Quel contraste avec l’aspect si monotone de la steppe ! C’était comme une oasis au milieu des sables du Sahara. Que l’on s’imagine une nappe d’eau limpide, circonscrite dans une ceinture d’arbres à feuilles persistantes, des pins et des sapins, des bouquets d’arbrisseaux, égayés de leur nouvelle verdure, airelles à baies pourpres, camarines noires, groseilliers rougeâtres, églantiers que le printemps couronnait de fleurs naissantes.

Sous le couvert des fourrés assez épais, qui se massaient à l’est et à l’ouest du lac, Wagram et Marengo ne seraient pas en peine de dépister quelque gibier de poil ou de plume, si M. Cascabel leur permettait d’y fureter pendant un couple d’heures.

Et d’ailleurs, à la surface de ce lac, des oies, des canards, des cygnes, nageaient par bandes nombreuses.

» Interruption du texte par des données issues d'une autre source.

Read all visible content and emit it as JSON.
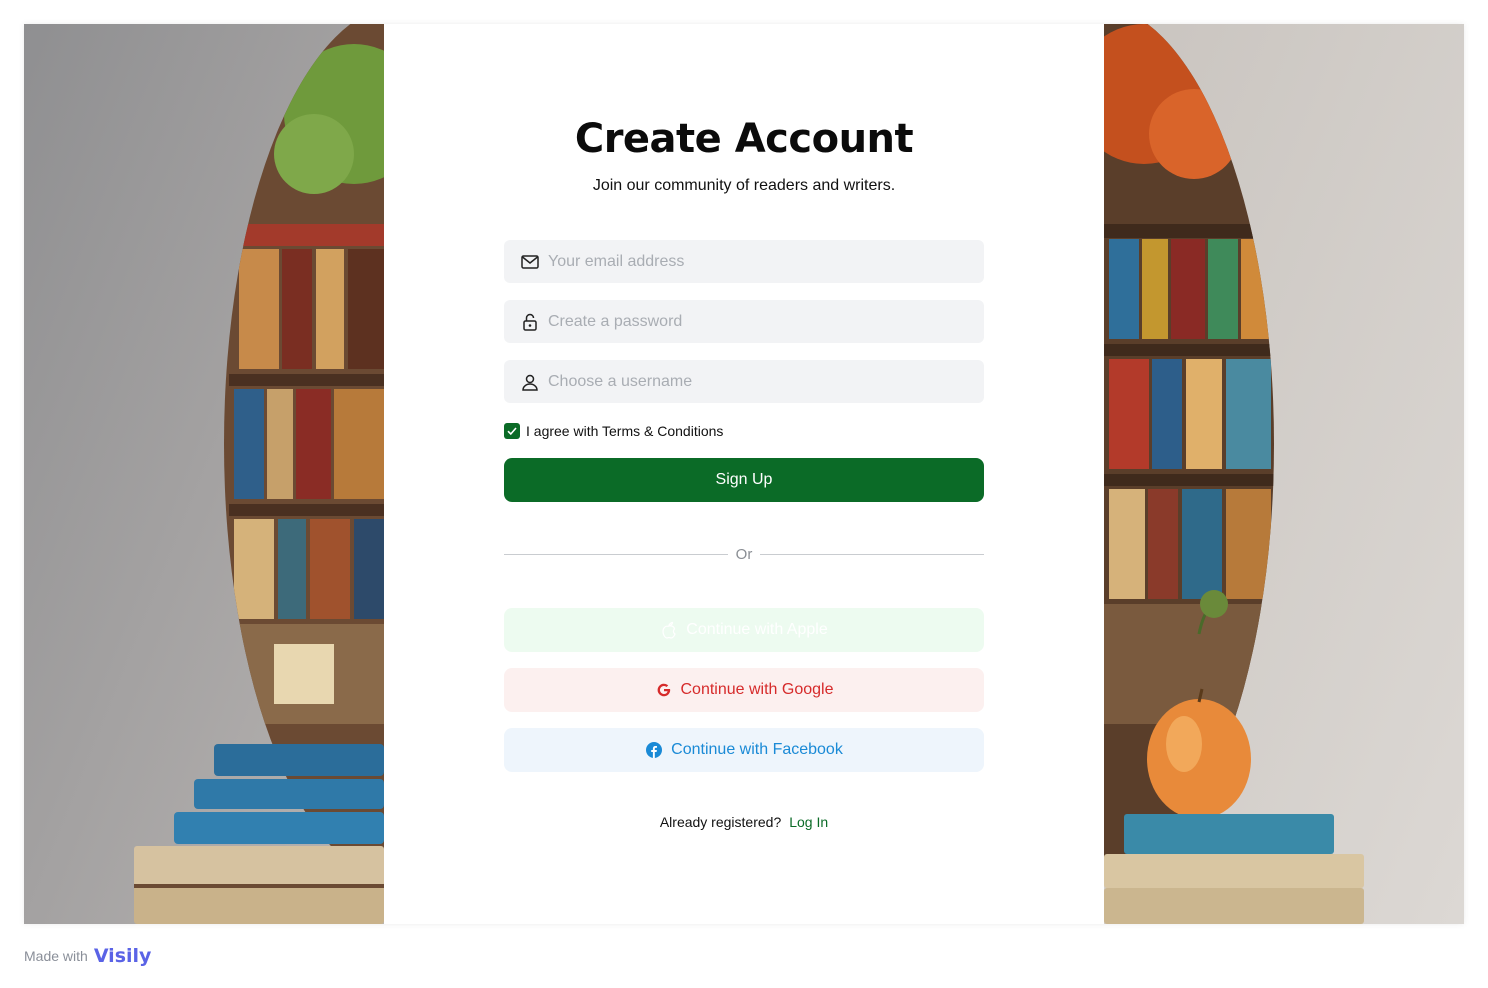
{
  "header": {
    "title": "Create Account",
    "subtitle": "Join our community of readers and writers."
  },
  "form": {
    "email": {
      "placeholder": "Your email address",
      "value": "",
      "icon": "mail-icon"
    },
    "password": {
      "placeholder": "Create a password",
      "value": "",
      "icon": "lock-icon"
    },
    "username": {
      "placeholder": "Choose a username",
      "value": "",
      "icon": "user-icon"
    },
    "terms": {
      "label": "I agree with Terms & Conditions",
      "checked": true
    },
    "submit_label": "Sign Up"
  },
  "divider": {
    "label": "Or"
  },
  "social": {
    "apple": {
      "label": "Continue with Apple",
      "icon": "apple-icon"
    },
    "google": {
      "label": "Continue with Google",
      "icon": "google-icon"
    },
    "facebook": {
      "label": "Continue with Facebook",
      "icon": "facebook-icon"
    }
  },
  "login": {
    "prompt": "Already registered?",
    "link": "Log In"
  },
  "footer": {
    "made_with": "Made with",
    "brand": "Visily"
  },
  "colors": {
    "primary": "#0b6b27",
    "google": "#d62b2b",
    "facebook": "#1a8ad6",
    "brand": "#5a63e6"
  }
}
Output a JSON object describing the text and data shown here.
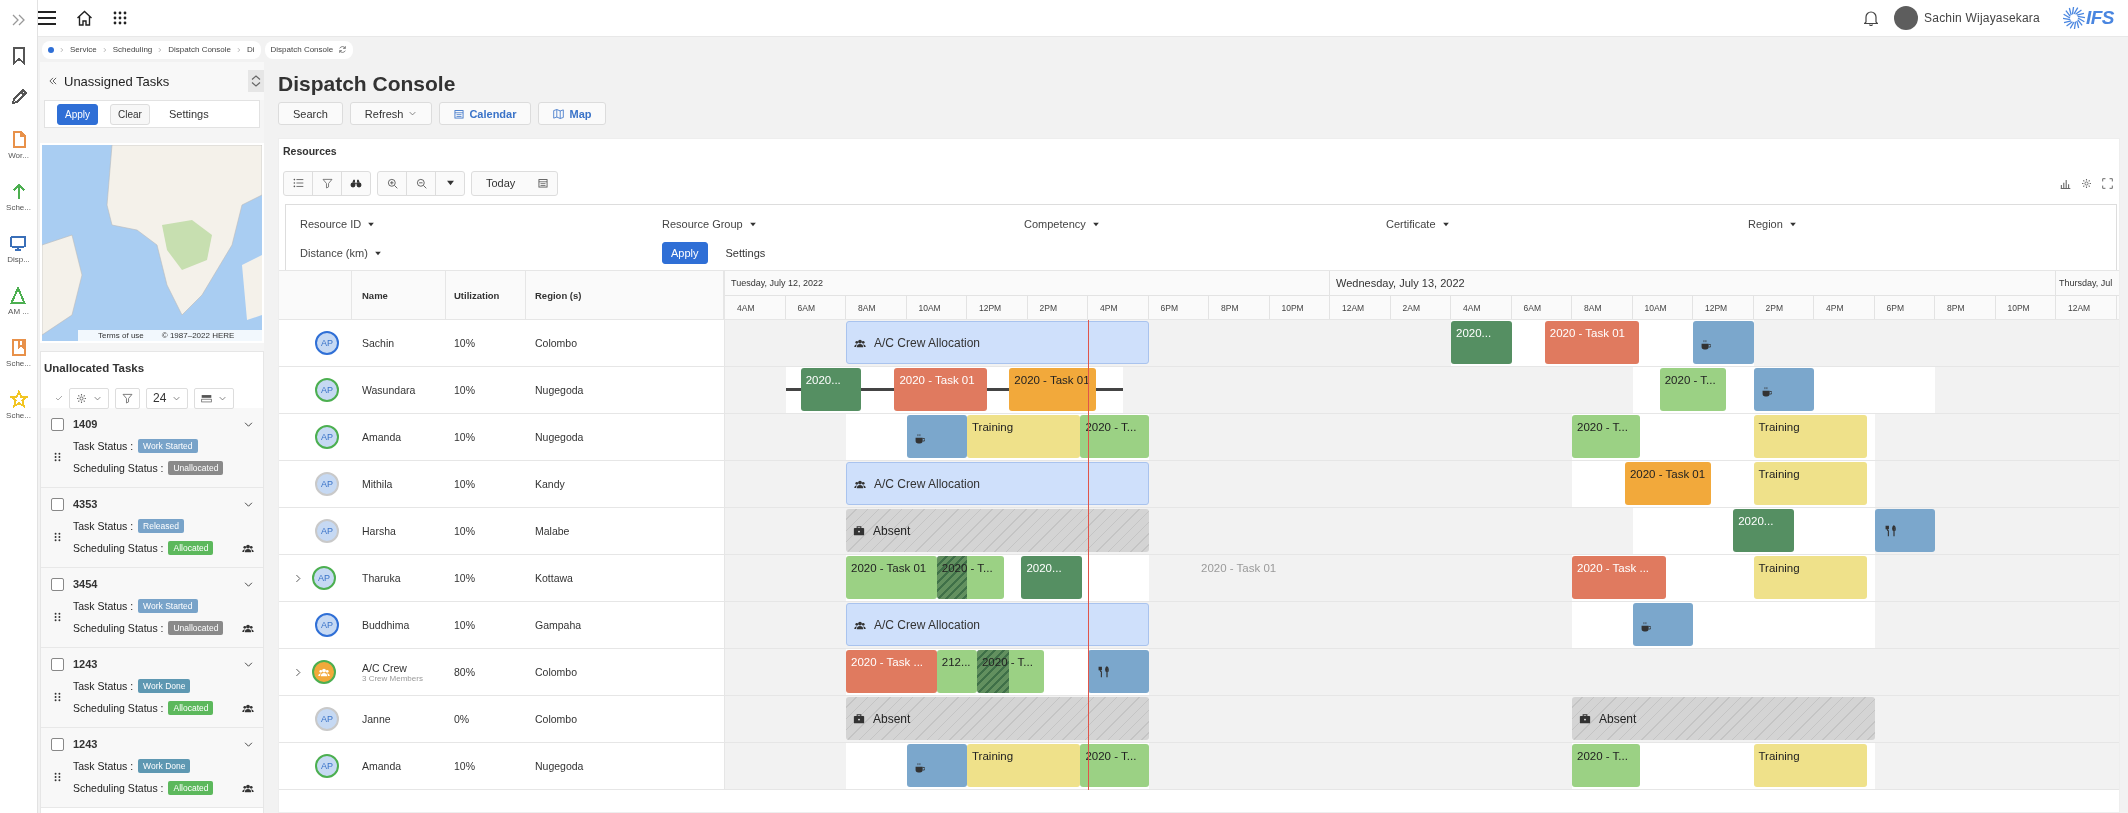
{
  "rail": {
    "items": [
      {
        "kind": "bookmark"
      },
      {
        "kind": "pencil"
      },
      {
        "kind": "document",
        "label": "Wor...",
        "color": "#e8914a"
      },
      {
        "kind": "arrow",
        "label": "Sche...",
        "color": "#4caf50"
      },
      {
        "kind": "monitor",
        "label": "Disp...",
        "color": "#3a6fb8"
      },
      {
        "kind": "triangle",
        "label": "AM ...",
        "color": "#4caf50"
      },
      {
        "kind": "book",
        "label": "Sche...",
        "color": "#e8914a"
      },
      {
        "kind": "star",
        "label": "Sche...",
        "color": "#f2c522"
      }
    ]
  },
  "topbar": {
    "user": "Sachin Wijayasekara",
    "logo": "IFS"
  },
  "breadcrumb": {
    "items": [
      "Service",
      "Scheduling",
      "Dispatch Console",
      "Di"
    ],
    "tab": "Dispatch Console"
  },
  "unassigned_panel": {
    "title": "Unassigned Tasks",
    "buttons": [
      {
        "label": "Apply",
        "kind": "primary"
      },
      {
        "label": "Clear",
        "kind": "secondary"
      },
      {
        "label": "Settings",
        "kind": "link"
      }
    ],
    "map": {
      "attribution": [
        "Terms of use",
        "© 1987–2022 HERE"
      ]
    },
    "unallocated": {
      "title": "Unallocated Tasks",
      "page_size": "24",
      "tasks": [
        {
          "id": "1409",
          "checked": false,
          "task_status_label": "Task Status :",
          "task_status": {
            "label": "Work Started",
            "color": "#78a3c9"
          },
          "scheduling_status_label": "Scheduling Status :",
          "scheduling_status": {
            "label": "Unallocated",
            "color": "#8a8a8a"
          },
          "crew": false
        },
        {
          "id": "4353",
          "checked": false,
          "task_status_label": "Task Status :",
          "task_status": {
            "label": "Released",
            "color": "#78a3c9"
          },
          "scheduling_status_label": "Scheduling Status :",
          "scheduling_status": {
            "label": "Allocated",
            "color": "#5cb85c"
          },
          "crew": true
        },
        {
          "id": "3454",
          "checked": false,
          "task_status_label": "Task Status :",
          "task_status": {
            "label": "Work Started",
            "color": "#78a3c9"
          },
          "scheduling_status_label": "Scheduling Status :",
          "scheduling_status": {
            "label": "Unallocated",
            "color": "#8a8a8a"
          },
          "crew": true
        },
        {
          "id": "1243",
          "checked": false,
          "task_status_label": "Task Status :",
          "task_status": {
            "label": "Work Done",
            "color": "#5e98b2"
          },
          "scheduling_status_label": "Scheduling Status :",
          "scheduling_status": {
            "label": "Allocated",
            "color": "#5cb85c"
          },
          "crew": true
        },
        {
          "id": "1243",
          "checked": false,
          "task_status_label": "Task Status :",
          "task_status": {
            "label": "Work Done",
            "color": "#5e98b2"
          },
          "scheduling_status_label": "Scheduling Status :",
          "scheduling_status": {
            "label": "Allocated",
            "color": "#5cb85c"
          },
          "crew": true
        }
      ]
    }
  },
  "console": {
    "title": "Dispatch Console",
    "buttons": [
      {
        "label": "Search",
        "kind": "plain"
      },
      {
        "label": "Refresh",
        "kind": "dropdown"
      },
      {
        "label": "Calendar",
        "kind": "calendar"
      },
      {
        "label": "Map",
        "kind": "map"
      }
    ],
    "resources": {
      "title": "Resources",
      "today": "Today",
      "filters": [
        {
          "label": "Resource ID"
        },
        {
          "label": "Resource Group"
        },
        {
          "label": "Competency"
        },
        {
          "label": "Certificate"
        },
        {
          "label": "Region"
        },
        {
          "label": "Distance (km)"
        }
      ],
      "filter_buttons": [
        {
          "label": "Apply",
          "kind": "primary"
        },
        {
          "label": "Settings",
          "kind": "link"
        }
      ],
      "gantt": {
        "columns": [
          "Name",
          "Utilization",
          "Region (s)"
        ],
        "days": [
          {
            "label": "Tuesday, July 12, 2022",
            "hours": [
              "4AM",
              "6AM",
              "8AM",
              "10AM",
              "12PM",
              "2PM",
              "4PM",
              "6PM",
              "8PM",
              "10PM"
            ]
          },
          {
            "label": "Wednesday, July 13, 2022",
            "hours": [
              "12AM",
              "2AM",
              "4AM",
              "6AM",
              "8AM",
              "10AM",
              "12PM",
              "2PM",
              "4PM",
              "6PM",
              "8PM",
              "10PM"
            ]
          },
          {
            "label": "Thursday, Jul",
            "hours": [
              "12AM"
            ]
          }
        ],
        "resources": [
          {
            "name": "Sachin",
            "utilization": "10%",
            "region": "Colombo",
            "avatar": {
              "kind": "person",
              "initials": "AP",
              "color": "#2f6fd6"
            },
            "events": [
              {
                "kind": "allocation",
                "label": "A/C Crew Allocation",
                "color": "#cfe0fb"
              },
              {
                "kind": "task",
                "label": "2020...",
                "color": "#558f62"
              },
              {
                "kind": "task",
                "label": "2020 - Task 01",
                "color": "#e07a5f"
              },
              {
                "kind": "break",
                "color": "#7ba7cc"
              }
            ]
          },
          {
            "name": "Wasundara",
            "utilization": "10%",
            "region": "Nugegoda",
            "avatar": {
              "kind": "person",
              "initials": "AP",
              "color": "#4caf50"
            },
            "events": [
              {
                "kind": "route"
              },
              {
                "kind": "task",
                "label": "2020...",
                "color": "#558f62"
              },
              {
                "kind": "task",
                "label": "2020 - Task 01",
                "color": "#e07a5f"
              },
              {
                "kind": "task",
                "label": "2020 - Task 01",
                "color": "#f2a93b"
              },
              {
                "kind": "task",
                "label": "2020 - T...",
                "color": "#9bd184"
              },
              {
                "kind": "break",
                "color": "#7ba7cc"
              }
            ]
          },
          {
            "name": "Amanda",
            "utilization": "10%",
            "region": "Nugegoda",
            "avatar": {
              "kind": "person",
              "initials": "AP",
              "color": "#4caf50"
            },
            "events": [
              {
                "kind": "break",
                "color": "#7ba7cc"
              },
              {
                "kind": "training",
                "label": "Training",
                "color": "#efe18a"
              },
              {
                "kind": "task",
                "label": "2020 - T...",
                "color": "#9bd184"
              },
              {
                "kind": "task",
                "label": "2020 - T...",
                "color": "#9bd184"
              },
              {
                "kind": "training",
                "label": "Training",
                "color": "#efe18a"
              }
            ]
          },
          {
            "name": "Mithila",
            "utilization": "10%",
            "region": "Kandy",
            "avatar": {
              "kind": "person",
              "initials": "AP",
              "color": "#c9c9c9"
            },
            "events": [
              {
                "kind": "allocation",
                "label": "A/C Crew Allocation",
                "color": "#cfe0fb"
              },
              {
                "kind": "task",
                "label": "2020 - Task 01",
                "color": "#f2a93b"
              },
              {
                "kind": "training",
                "label": "Training",
                "color": "#efe18a"
              }
            ]
          },
          {
            "name": "Harsha",
            "utilization": "10%",
            "region": "Malabe",
            "avatar": {
              "kind": "person",
              "initials": "AP",
              "color": "#c9c9c9"
            },
            "events": [
              {
                "kind": "absent",
                "label": "Absent"
              },
              {
                "kind": "task",
                "label": "2020...",
                "color": "#558f62"
              },
              {
                "kind": "meal",
                "color": "#7ba7cc"
              }
            ]
          },
          {
            "name": "Tharuka",
            "utilization": "10%",
            "region": "Kottawa",
            "expanded": false,
            "avatar": {
              "kind": "person",
              "initials": "AP",
              "color": "#4caf50"
            },
            "events": [
              {
                "kind": "task",
                "label": "2020 - Task 01",
                "color": "#9bd184"
              },
              {
                "kind": "task",
                "label": "2020 - T...",
                "color": "#9bd184",
                "overlap": true
              },
              {
                "kind": "task",
                "label": "2020...",
                "color": "#558f62"
              },
              {
                "kind": "ghost",
                "label": "2020 - Task 01"
              },
              {
                "kind": "task",
                "label": "2020 - Task ...",
                "color": "#e07a5f"
              },
              {
                "kind": "training",
                "label": "Training",
                "color": "#efe18a"
              }
            ]
          },
          {
            "name": "Buddhima",
            "utilization": "10%",
            "region": "Gampaha",
            "avatar": {
              "kind": "person",
              "initials": "AP",
              "color": "#2f6fd6"
            },
            "events": [
              {
                "kind": "allocation",
                "label": "A/C Crew Allocation",
                "color": "#cfe0fb"
              },
              {
                "kind": "break",
                "color": "#7ba7cc"
              }
            ]
          },
          {
            "name": "A/C Crew",
            "members": "3 Crew Members",
            "utilization": "80%",
            "region": "Colombo",
            "expanded": false,
            "avatar": {
              "kind": "crew",
              "color": "#4caf50"
            },
            "events": [
              {
                "kind": "task",
                "label": "2020 - Task ...",
                "color": "#e07a5f"
              },
              {
                "kind": "task",
                "label": "212...",
                "color": "#9bd184"
              },
              {
                "kind": "task",
                "label": "2020 - T...",
                "color": "#9bd184",
                "overlap": true
              },
              {
                "kind": "meal",
                "color": "#7ba7cc"
              }
            ]
          },
          {
            "name": "Janne",
            "utilization": "0%",
            "region": "Colombo",
            "avatar": {
              "kind": "person",
              "initials": "AP",
              "color": "#c9c9c9"
            },
            "events": [
              {
                "kind": "absent",
                "label": "Absent"
              },
              {
                "kind": "absent",
                "label": "Absent"
              }
            ]
          },
          {
            "name": "Amanda",
            "utilization": "10%",
            "region": "Nugegoda",
            "avatar": {
              "kind": "person",
              "initials": "AP",
              "color": "#4caf50"
            },
            "events": [
              {
                "kind": "break",
                "color": "#7ba7cc"
              },
              {
                "kind": "training",
                "label": "Training",
                "color": "#efe18a"
              },
              {
                "kind": "task",
                "label": "2020 - T...",
                "color": "#9bd184"
              },
              {
                "kind": "task",
                "label": "2020 - T...",
                "color": "#9bd184"
              },
              {
                "kind": "training",
                "label": "Training",
                "color": "#efe18a"
              }
            ]
          }
        ]
      }
    }
  }
}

Dans l’air, passaient à tire-d’aile des couples de grues et de cigognes, au vol allongé, qui venaient des régions centrales de l’Asie. On eût volontiers battu des mains à cet attrayant spectacle.

Sur la proposition de M. Serge, il fut décidé que l’on ferait une halte de quarante-huit heures. Le campement fut disposé à la pointe du lac, sous l’abri de grands sapins, dont la cime débordait au-dessus des eaux.

Puis, les chasseurs de la troupe, suivis de Wagram, prirent leurs fusils, après avoir promis de ne pas trop s’éloigner. Il ne s’était pas écoulé un quart d’heure que des détonations se faisaient entendre.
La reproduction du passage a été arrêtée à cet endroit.